Exp2 <- read.csv(file = "TestData.csv")
head(Exp2)
  X      best     block
1 1 20.112260  4.984088
2 2 14.726384  6.453256
3 3 14.989512 18.839831
4 4 12.571759  7.476011
5 5  9.598989  7.906212
6 6 22.615174 19.844811

This shows that the information whether a jump was with tibia blocked or not is encoded in ‘wide’ format: see the companion HTML guide about ‘long’ vs ‘wide’ data. If you keep them wide, a simple boxplot would be

boxplot(Exp2$best, Exp2$block)

Comparing \(y\) between 2 groups

Example: Does blocking the tibia affect max. jumping distance?

To consider: Are the observations paired — i.e., were the unblocked and blocked distances obtained from the same individual locusts?

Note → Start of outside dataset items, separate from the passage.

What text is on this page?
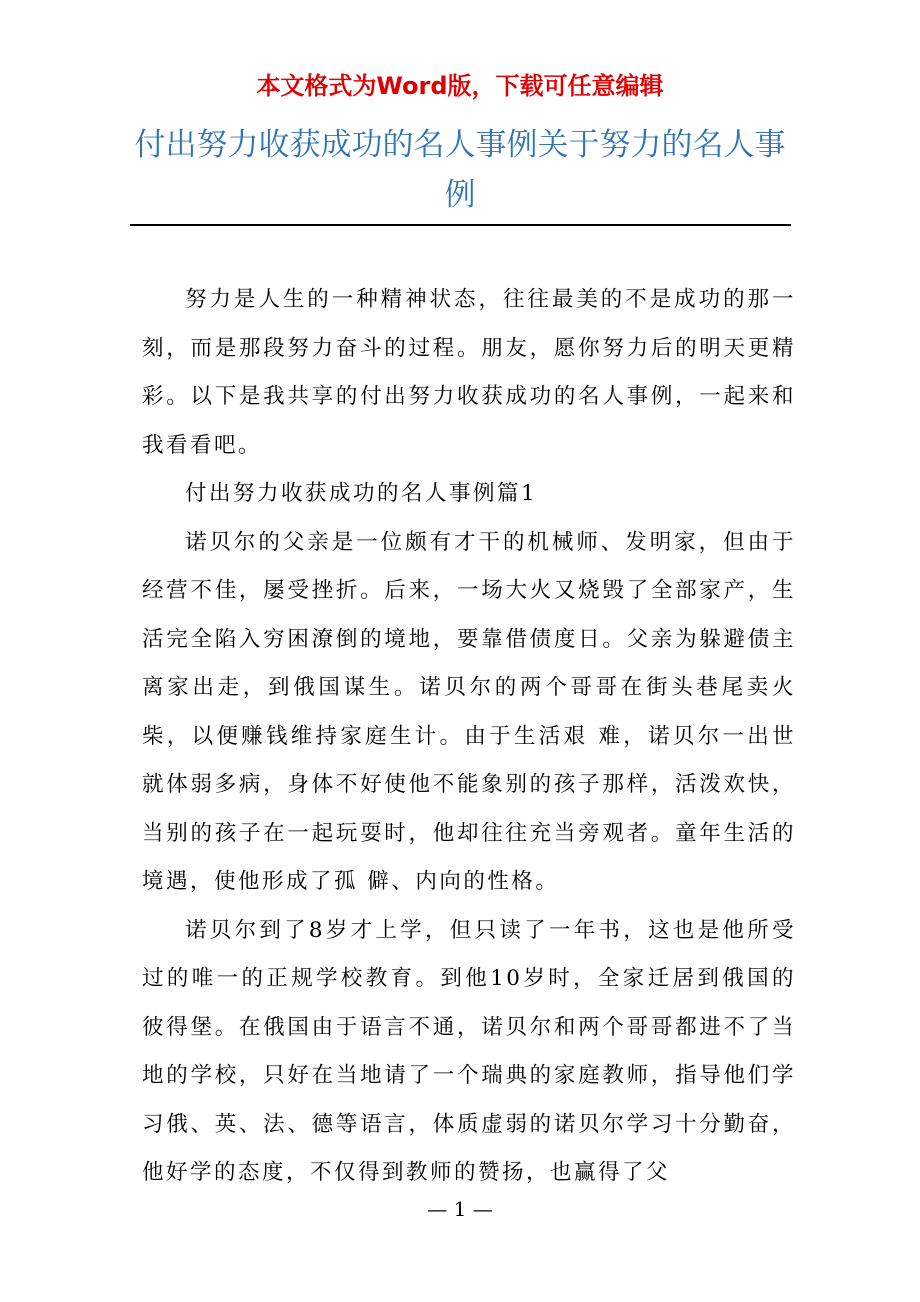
本文格式为Word版，下载可任意编辑
付出努力收获成功的名人事例关于努力的名人事例

努力是人生的一种精神状态，往往最美的不是成功的那一刻，而是那段努力奋斗的过程。朋友，愿你努力后的明天更精彩。以下是我共享的付出努力收获成功的名人事例，一起来和我看看吧。

付出努力收获成功的名人事例篇1

诺贝尔的父亲是一位颇有才干的机械师、发明家，但由于经营不佳，屡受挫折。后来，一场大火又烧毁了全部家产，生活完全陷入穷困潦倒的境地，要靠借债度日。父亲为躲避债主离家出走，到俄国谋生。诺贝尔的两个哥哥在街头巷尾卖火柴，以便赚钱维持家庭生计。由于生活艰 难，诺贝尔一出世就体弱多病，身体不好使他不能象别的孩子那样，活泼欢快，当别的孩子在一起玩耍时，他却往往充当旁观者。童年生活的境遇，使他形成了孤 僻、内向的性格。

诺贝尔到了8岁才上学，但只读了一年书，这也是他所受过的唯一的正规学校教育。到他10岁时，全家迁居到俄国的彼得堡。在俄国由于语言不通，诺贝尔和两个哥哥都进不了当地的学校，只好在当地请了一个瑞典的家庭教师，指导他们学习俄、英、法、德等语言，体质虚弱的诺贝尔学习十分勤奋，他好学的态度，不仅得到教师的赞扬，也赢得了父

— 1 —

  • No: unpaired \(t\) or Wilcoxon test
wilcox.test(Exp2$best, Exp2$block, paired = FALSE)
  • Yes: paired \(t\) or Wilcoxon test
wilcox.test(Exp2$best, Exp2$block, paired = TRUE)

If you like to use with(), you’d say

with(Exp2, wilcox.test(best, block, [...])

Twitch data: continuous \(x\)?

Should \(x\) be treated as continuous or as categorical?

  • Inter-pulse interval is clearly continuous: could have been anything >0, not just what we chose to test.
  • Number of pulses is discrete (1, 2, 3…) — but not really categorical.
  • Joint angle is — ? [you tell me!]

From R perspective:

  • boxplot() works only if \(x\) is (treated as) categorical.
  • ggplot() allows you to plot medians and quartiles for groups along a continuous \(x\).

Deciding on how to plot

  • You need to decide what kind of plot is most suitable for making the points that you want to make in your analysis.
  • You should justify the choices you make.
  • There is nothing wrong about using a boxplot with ‘equally spaced boxes’ (categorical \(x\)) when the groups are not evenly spaced along \(x\).
  • But you need to be aware that the plot does not convey this particular aspect of the data (the unequal intervals along \(x\)).

Twitch data: categorical \(x\) axis

A boxplot of amplitude over IP interval is simple enough…

boxplot(amplitude ~ factor(IP.intv),
        data = Twitch.IP,
        xlab = "IP interval (ms)",
        ylab = "amplitude (mm)")

…but it doesn’t convey the uneven spacing along \(x\).

This has fewer values in \(x\) than your real data, but you get the idea!

Twitch data: continuous \(x\) axis

To get continuous \(x\), you can

  • use the ggplot2 library instead of base R plotting functions,
  • and the stat_summary() function to plot the medians and quartiles (that would make up a box plot) as bars.

Don’t forget to explain the bars in the legend!

library(ggplot2)
p <- ggplot(Twitch.IP, aes(x=IP.intv, y=amp)) +
    stat_summary(fun = median,
                 fun.min = function(x) quantile(x, 0.25),
                 fun.max = function(x) quantile(x, 0.75),
                 geom = "pointrange", size=1.5, shape=18) +
  geom_point(size=3, alpha=0.3)

Here we are storing the plot in p without actual plotting for now…

# ...and add the axes here:
p + xlab("IP interval (ms)") + ylab("twitch amplitude (mm)")

You could also use log-scale \(x\), thus:

p + xlab("IP interval (ms)") + ylab("twitch amplitude (mm)") +
  coord_trans(x="log10")

Or, different flavour of log axis:

p + xlab("IP interval (ms)") + ylab("twitch amplitude (mm)") +
  scale_x_continuous(trans="log10", breaks = c(1, 2.5, 5, 7.5, 10, 25, 50, 75, 100))